Temat: Dieta WO dr. Ewy Dąbrowskiej

Wklejam tu fragment książki dr. Ewy Dąbrowskiej, fragment o zasadach diety. Sama zaczynam ja po raz kolejny, z tym że nigdy nie zrobiłam sześciu tygodni a teraz mam taki zamiar. Jeśli jest ktos chętny by sie przyłączyć i oczyścić/odchudzić/wyzdrowieć na wiosnę to zapraszam serdecznie! :)


Dieta warzywno-owocowa spełnia kryteria kuracji "oczyszczającej" (post), a ponadto ma tę zaletę, że dostarcza wielu bezcennych biokatalizatorów i błonnika.


W czasie kuracji zaleca się spożywać następujące warzywa i owoce:


- korzeniowe: marchew, seler, pietruszka, chrzan, burak, rzodkiew, rzepa;


- liściaste: sałata, seler naciowy, zielona pietruszka, jarmuż, rzeżucha, koper, zioła;


- cebulowe: cebula, por, czosnek;


- psiankowate: papryka, pomidor;


- kapustne: kapusta biała, czerwona, włoska, pekińska, kalafior, kalarepka;


- dyniowate: dynia, kabaczek, cukinia, ogórki;


- owoce: jabłka, cytryny, grapefruity.


W tym czasie nie należy spożywać roślin strączkowych (bogate w białko i tłuszcze), ziemniaków (bogate w skrobię), ziarna zbóż (bogate w skrobię i białko), innych ziaren i orzechów (bogate w tłuszcze i białko), słodkich owoców, jak banany, gruszki, śliwki itp. (bogate w cukry), ani olejów (tłuszcz). Spożywanie tego rodzaju wysokoodżywczych roślin jest równoznaczne z

zapoczątkowaniem odżywiania "zewnętrznego" i zahamowaniem odżywiania "wewnętrznego".

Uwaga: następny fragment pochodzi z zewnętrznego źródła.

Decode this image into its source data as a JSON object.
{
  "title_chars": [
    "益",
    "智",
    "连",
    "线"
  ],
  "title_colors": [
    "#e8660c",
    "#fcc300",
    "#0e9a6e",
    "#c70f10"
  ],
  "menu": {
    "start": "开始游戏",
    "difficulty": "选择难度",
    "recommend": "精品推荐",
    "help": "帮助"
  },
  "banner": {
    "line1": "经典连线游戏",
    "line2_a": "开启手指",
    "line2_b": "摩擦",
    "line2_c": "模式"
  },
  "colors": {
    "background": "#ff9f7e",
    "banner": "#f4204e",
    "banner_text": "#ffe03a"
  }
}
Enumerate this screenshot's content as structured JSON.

Warzywa i owoce można spożywać w postaci:


a) soku z warzyw i owoców,


b) surówek warzywnych, surowych zup warzywnych,


c) warzyw gotowanych, duszonych, zup,


d) warzyw fermentowanych (kiszonych),


e) wywarów z ziół, warzyw, owoców suszonych lub surowych,


f) owoców.


Ilość spożywanych warzyw i owoców jest dowolna. W przypadku braku apetytu można pić tylko soki, ale wówczas bardzo ważnym problemem są codzienne wypróżnienia. Dłuższe kuracje sokowe należy prowadzić pod kontrolą lekarza.

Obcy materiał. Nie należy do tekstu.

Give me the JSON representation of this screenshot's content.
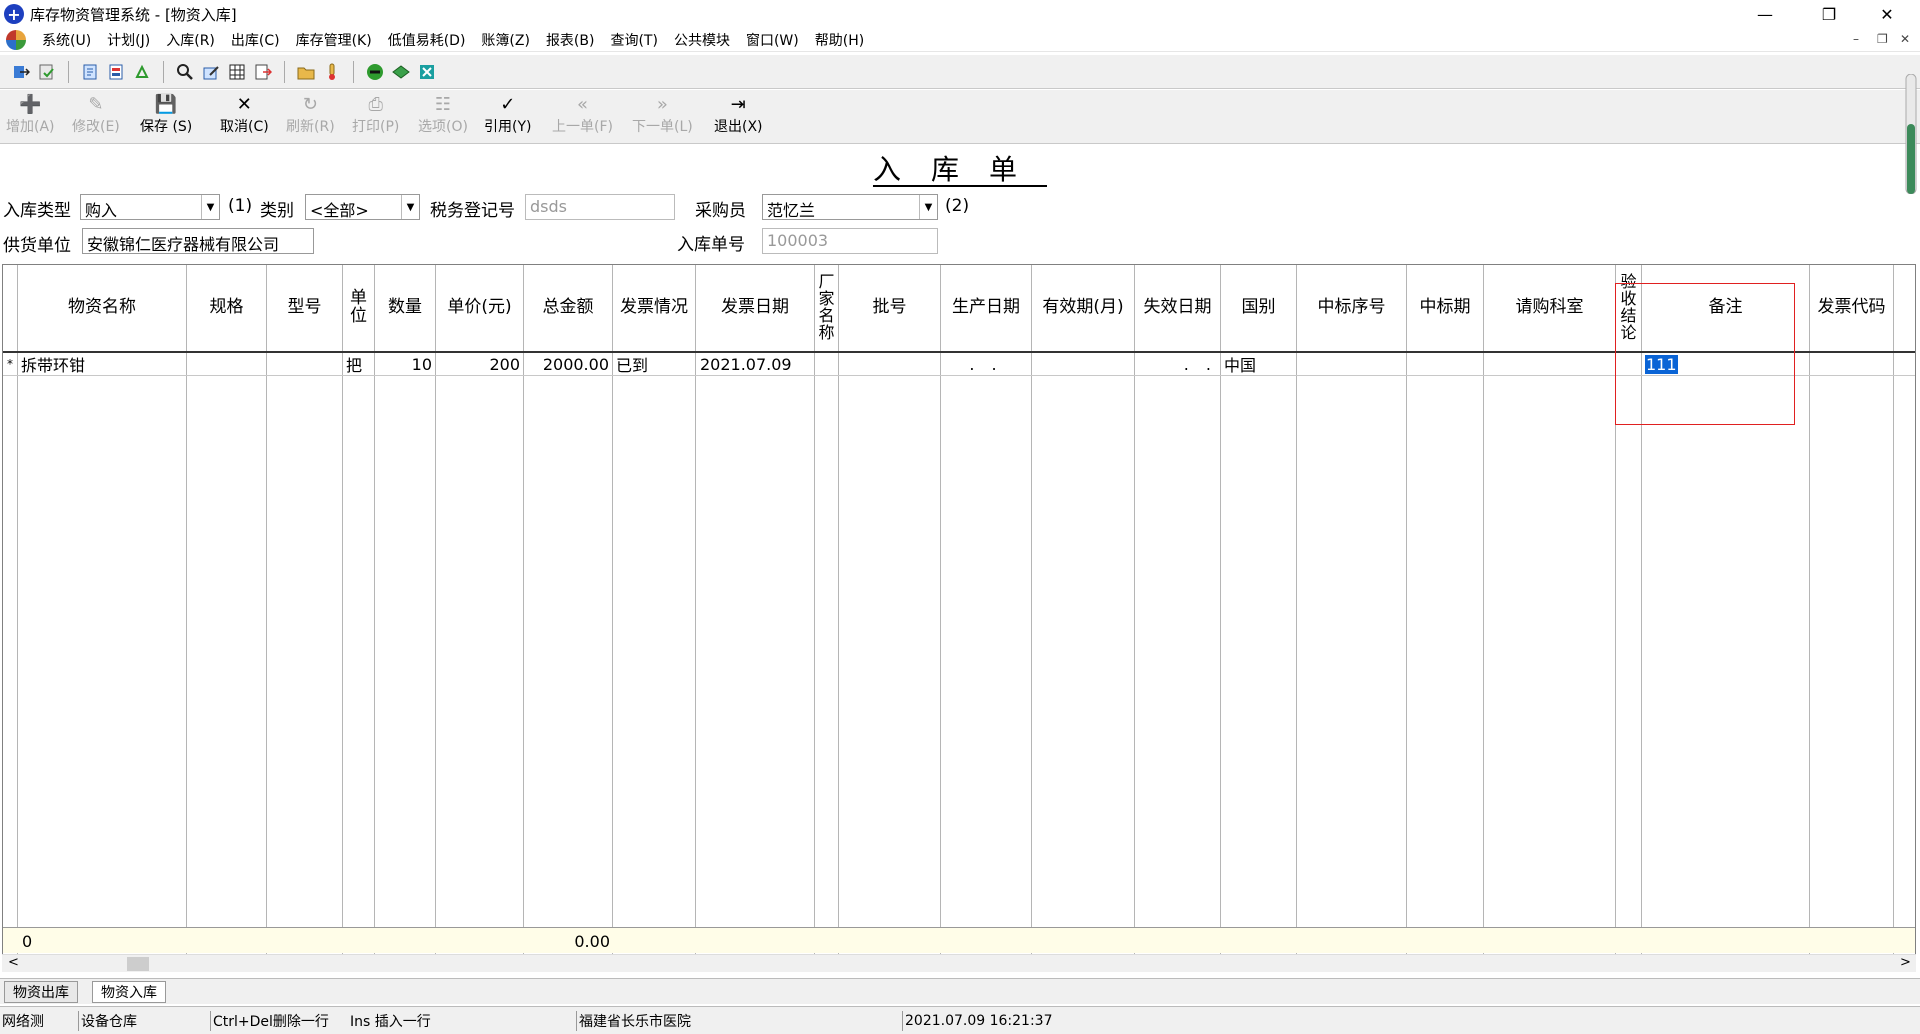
{
  "window": {
    "title": "库存物资管理系统 - [物资入库]",
    "icon_glyph": "+",
    "minimize_glyph": "—",
    "restore_glyph": "❐",
    "close_glyph": "✕"
  },
  "menu": {
    "items": [
      "系统(U)",
      "计划(J)",
      "入库(R)",
      "出库(C)",
      "库存管理(K)",
      "低值易耗(D)",
      "账簿(Z)",
      "报表(B)",
      "查询(T)",
      "公共模块",
      "窗口(W)",
      "帮助(H)"
    ],
    "mdi_min": "–",
    "mdi_restore": "❐",
    "mdi_close": "✕"
  },
  "toolbar_icons": [
    "login-icon",
    "refresh-check-icon",
    "document-icon",
    "report-icon",
    "recycle-icon",
    "search-icon",
    "edit-icon",
    "grid-icon",
    "export-icon",
    "folder-icon",
    "thermometer-icon",
    "minus-circle-icon",
    "book-icon",
    "calculator-icon"
  ],
  "commands": {
    "add": {
      "icon": "➕",
      "label": "增加(A)"
    },
    "modify": {
      "icon": "✎",
      "label": "修改(E)"
    },
    "save": {
      "icon": "💾",
      "label": "保存 (S)"
    },
    "cancel": {
      "icon": "✕",
      "label": "取消(C)"
    },
    "refresh": {
      "icon": "↻",
      "label": "刷新(R)"
    },
    "print": {
      "icon": "⎙",
      "label": "打印(P)"
    },
    "options": {
      "icon": "☷",
      "label": "选项(O)"
    },
    "cite": {
      "icon": "✓",
      "label": "引用(Y)"
    },
    "prev": {
      "icon": "«",
      "label": "上一单(F)"
    },
    "next": {
      "icon": "»",
      "label": "下一单(L)"
    },
    "exit": {
      "icon": "⇥",
      "label": "退出(X)"
    }
  },
  "form": {
    "title": "入库单",
    "entry_type_label": "入库类型",
    "entry_type_value": "购入",
    "marker1": "(1)",
    "category_label": "类别",
    "category_value": "<全部>",
    "tax_label": "税务登记号",
    "tax_value": "dsds",
    "buyer_label": "采购员",
    "buyer_value": "范忆兰",
    "marker2": "(2)",
    "supplier_label": "供货单位",
    "supplier_value": "安徽锦仁医疗器械有限公司",
    "order_no_label": "入库单号",
    "order_no_value": "100003"
  },
  "grid": {
    "headers": {
      "name": "物资名称",
      "spec": "规格",
      "model": "型号",
      "unit": "单\n位",
      "qty": "数量",
      "price": "单价(元)",
      "total": "总金额",
      "invoice_status": "发票情况",
      "invoice_date": "发票日期",
      "maker": "厂\n家\n名\n称",
      "batch": "批号",
      "prod_date": "生产日期",
      "validity": "有效期(月)",
      "expire": "失效日期",
      "country": "国别",
      "bid_no": "中标序号",
      "bid_period": "中标期",
      "dept": "请购科室",
      "accept": "验\n收\n结\n论",
      "note": "备注",
      "invoice_code": "发票代码"
    },
    "row": {
      "marker": "*",
      "name": "拆带环钳",
      "unit": "把",
      "qty": "10",
      "price": "200",
      "total": "2000.00",
      "invoice_status": "已到",
      "invoice_date": "2021.07.09",
      "prod_date": ". .",
      "expire": ". .",
      "country": "中国",
      "note": "111"
    },
    "totals": {
      "count": "0",
      "total": "0.00"
    }
  },
  "scroll": {
    "left_glyph": "<",
    "right_glyph": ">"
  },
  "tabs": [
    "物资出库",
    "物资入库"
  ],
  "status": {
    "s1": "网络测",
    "s2": "设备仓库",
    "s3": "Ctrl+Del删除一行",
    "s4": "Ins 插入一行",
    "s5": "福建省长乐市医院",
    "s6": "2021.07.09 16:21:37"
  }
}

Kuracja warzywno-owocowe można prowadzić samemu, gdy nie przyjmujemy żadnych leków. W przypadku stosowania leków chemicznych, należy być pod kontrolą lekarza. Tylko lekarz może w miarę poprawy klinicznej stopniowo redukować i odstawiać dotychczas stosowane leki. W przypadku nie odstawienia leków, istnieje niebezpieczeństwo pojawienia się działań ubocznych polekowych. Niektóre leki hamują samoleczące zdolności organizmu (np. hormony, beta blokery, tiazydy, leki przeciwzapalne i in.).


Pacjenci chorzy na cukrzycę i przyjmujący insulinę, powinni być leczeni szpitalnie ze względu na konieczność całodobowej kontroli cukru, w trakcie redukcji dawek insuliny.


Kurację można prowadzić przez okres 6 tygodni lub krócej np. 2 tygodnie i następnie stosować "zdrowe żywienie". Szczególnie korzystne efekty lecznicze można uzyskać dzięki systematycznym powrotom do diety warzywno-owocowej np. 1 lub 2 tygodnie w miesiącu.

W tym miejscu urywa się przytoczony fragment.